In the process of selling your business, it is important to consider your existing employees and how and when you will inform them of the sale. Employees contribute to the company’s culture, its values, and its processes; and their expertise can prove instrumental in ensuring the business continues operating efficiently. Here are some tips for disclosing the news while retaining key employees, bridging the gap between old and new ownership, and facilitating a smooth transition.
- Consider the Size of Your Company
The size of your company can affect whether you employ a strategy to disclose prior to or after the sale. Despite the risks and benefits of either strategy, transparency is optimal to prevent employees learning about the sale from third parties.
If your staff is large, then waiting until after the sale may achieve the best result. In this case, disclose early information about the sale only to those employees that will play a significant role in the sale process, such as the controller or CFO. These employees should sign a non-disclosure agreement to ensure information is kept confidential.
If your staff is small, then letting employees know prior to the sale may prove beneficial. Early disclosure to staff provides early awareness and an opportunity for mental preparation. This fosters a sense of transparency and trust, allowing employees to engage in the process and offer valuable input. Moreover, this provides the new buyer with ample time to meet with your key employees to ensure they remain onboard post-sale. - Consider a Two-Tiered Approach
In a two-tiered approach, you first tell your key employees about the sale, either individually or collectively, then disclose to lower-level employees. This additional preparation time provided to key employees allows them to formulate favorable responses to questions and concerns about the news of the sale from lower-level employees. - Consider the Benefits of Post-Sale Disclosure
If the sale prematurely dissolves, the decision to disclose post-sale avoids anxiety about job insecurity, which can result in unnecessary employee flight. Additionally, the ability of the business to manage its day-to-day operations remains intact, and damage to relationships with clients, customers, or employees is prevented. It also avoids the perception that your business is failing amongst customers, clients, and suppliers, which protects your ability to obtain extensions of credit. In addition, if competitors do learn of the sale, they may attempt to poach your employees and/or customers. - Have a Team Meeting
Team meetings allow the time for employees to understand the sale and ask any questions. Often, employees are apprehensive of job instability as a result of the sale, so it may be beneficial to invite the new owner(s) to the meeting to discuss their plans upon completion of the sale. It may be beneficial to structure the discussion by emphasizing the positive features the sale has for your employees. For example, a new buyer may invest heavily in the company, increase salaries, and make other improvements to the business. If you position the transition correctly, employees will view this as an opportunity rather than a threat. Moreover, it is optimal to take the time to assure employees that their jobs are secure. Your employees will be comforted by this information, and that aids the transition. - Approach the Announcement with Compassion
It is likely optimal to approach the announcement with the utmost compassion, recognizing the diverse emotional responses that each employee may have to the news. This will demonstrate an understanding of the feelings associated with this significant change. Encourage employees to continue their professional development and growth, emphasizing the ongoing opportunities for their careers at the company. Instill confidence in your employees by assuring them that the new owner will take care of their well-being, fostering stability within the company and enabling the pursuit of growth strategies. - Consider Stay or Retention Bonuses
Retention bonuses are paid to long-term and loyal employees that stayed with the business for the entire time that it took to grow and make it prosper, while stay bonuses are paid to employees who stay with the company until the closing date or some period in the future when the transition work is expected to be complete.
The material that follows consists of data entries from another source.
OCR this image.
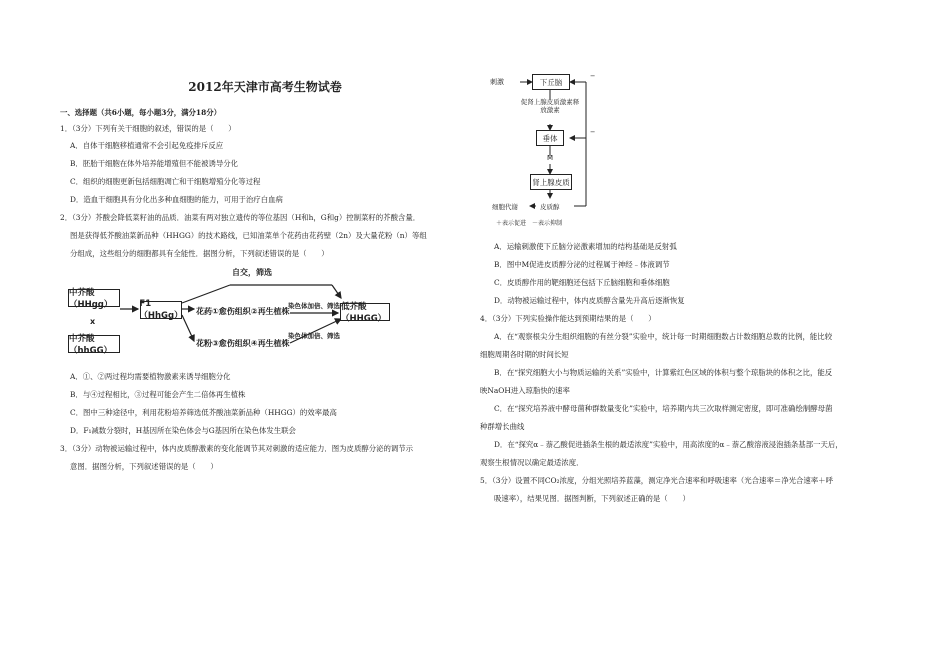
2012年天津市高考生物试卷
一、选择题（共6小题，每小题3分，满分18分）
1．（3分）下列有关干细胞的叙述，错误的是（　　）
A．自体干细胞移植通常不会引起免疫排斥反应
B．胚胎干细胞在体外培养能增殖但不能被诱导分化
C．组织的细胞更新包括细胞凋亡和干细胞增殖分化等过程
D．造血干细胞具有分化出多种血细胞的能力，可用于治疗白血病
2．（3分）芥酸会降低菜籽油的品质．油菜有两对独立遗传的等位基因（H和h，G和g）控制菜籽的芥酸含量．
图是获得低芥酸油菜新品种（HHGG）的技术路线，已知油菜单个花药由花药壁（2n）及大量花粉（n）等组
分组成，这些组分的细胞都具有全能性．据图分析，下列叙述错误的是（　　）
中芥酸（HHgg）
x
中芥酸（hhGG）
F1（HhGg）
自交，筛选
花药①愈伤组织②再生植株
花粉③愈伤组织④再生植株
染色体加倍、筛选
染色体加倍、筛选
低芥酸（HHGG）
A．①、②两过程均需要植物激素来诱导细胞分化
B．与④过程相比，③过程可能会产生二倍体再生植株
C．图中三种途径中，利用花粉培养筛选低芥酸油菜新品种（HHGG）的效率最高
D．F₁减数分裂时，H基因所在染色体会与G基因所在染色体发生联会
3．（3分）动物被运输过程中，体内皮质醇激素的变化能调节其对刺激的适应能力．图为皮质醇分泌的调节示
意图．据图分析，下列叙述错误的是（　　）
刺激	下丘脑
促肾上腺皮质激素释放激素
垂体
M
肾上腺皮质
细胞代谢	皮质醇
−
−
＋表示促进　－表示抑制
A．运输刺激使下丘脑分泌激素增加的结构基础是反射弧
B．图中M促进皮质醇分泌的过程属于神经﹣体液调节
C．皮质醇作用的靶细胞还包括下丘脑细胞和垂体细胞
D．动物被运输过程中，体内皮质醇含量先升高后逐渐恢复
4．（3分）下列实验操作能达到预期结果的是（　　）
A．在“观察根尖分生组织细胞的有丝分裂”实验中，统计每一时期细胞数占计数细胞总数的比例，能比较
细胞周期各时期的时间长短
B．在“探究细胞大小与物质运输的关系”实验中，计算紫红色区域的体积与整个琼脂块的体积之比，能反
映NaOH进入琼脂快的速率
C．在“探究培养液中酵母菌种群数量变化”实验中，培养期内共三次取样测定密度，即可准确绘制酵母菌
种群增长曲线
D．在“探究α﹣萘乙酸促进插条生根的最适浓度”实验中，用高浓度的α﹣萘乙酸溶液浸泡插条基部一天后，
观察生根情况以确定最适浓度．
5．（3分）设置不同CO₂浓度，分组光照培养蓝藻，测定净光合速率和呼吸速率（光合速率＝净光合速率＋呼
吸速率），结果见图．据图判断，下列叙述正确的是（　　）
Stay bonuses serve as powerful tools to incentivize key personnel to remain committed and engaged throughout the transition process and beyond. They help in retaining crucial talent during the sale and ensure the continuity of essential skills and knowledge for the buyer. They also provide motivation to actively contribute to a successful transition, and act as a strategic investment to preserve stability.
Keep any bonuses realistic. If bonuses are too high, it can cause financial strain, unrealistic expectations, and potential morale issues. Disproportionate bonuses may lead to resentment among employees, create perceptions of unfairness, and pose challenges to long-term sustainability. A realistic bonus avoids disincentivizing employees that remain at the business.
Typically, bonuses are negotiated between the buyer and the seller during a business sale. Most of the time, the seller fulfills existing or created bonus obligations agreed upon. Buyers may agree to take on some bonus obligations, recognizing the value of retaining key employees and aligning with strategic goals. Details of bonus payments should be specified in the sale agreement.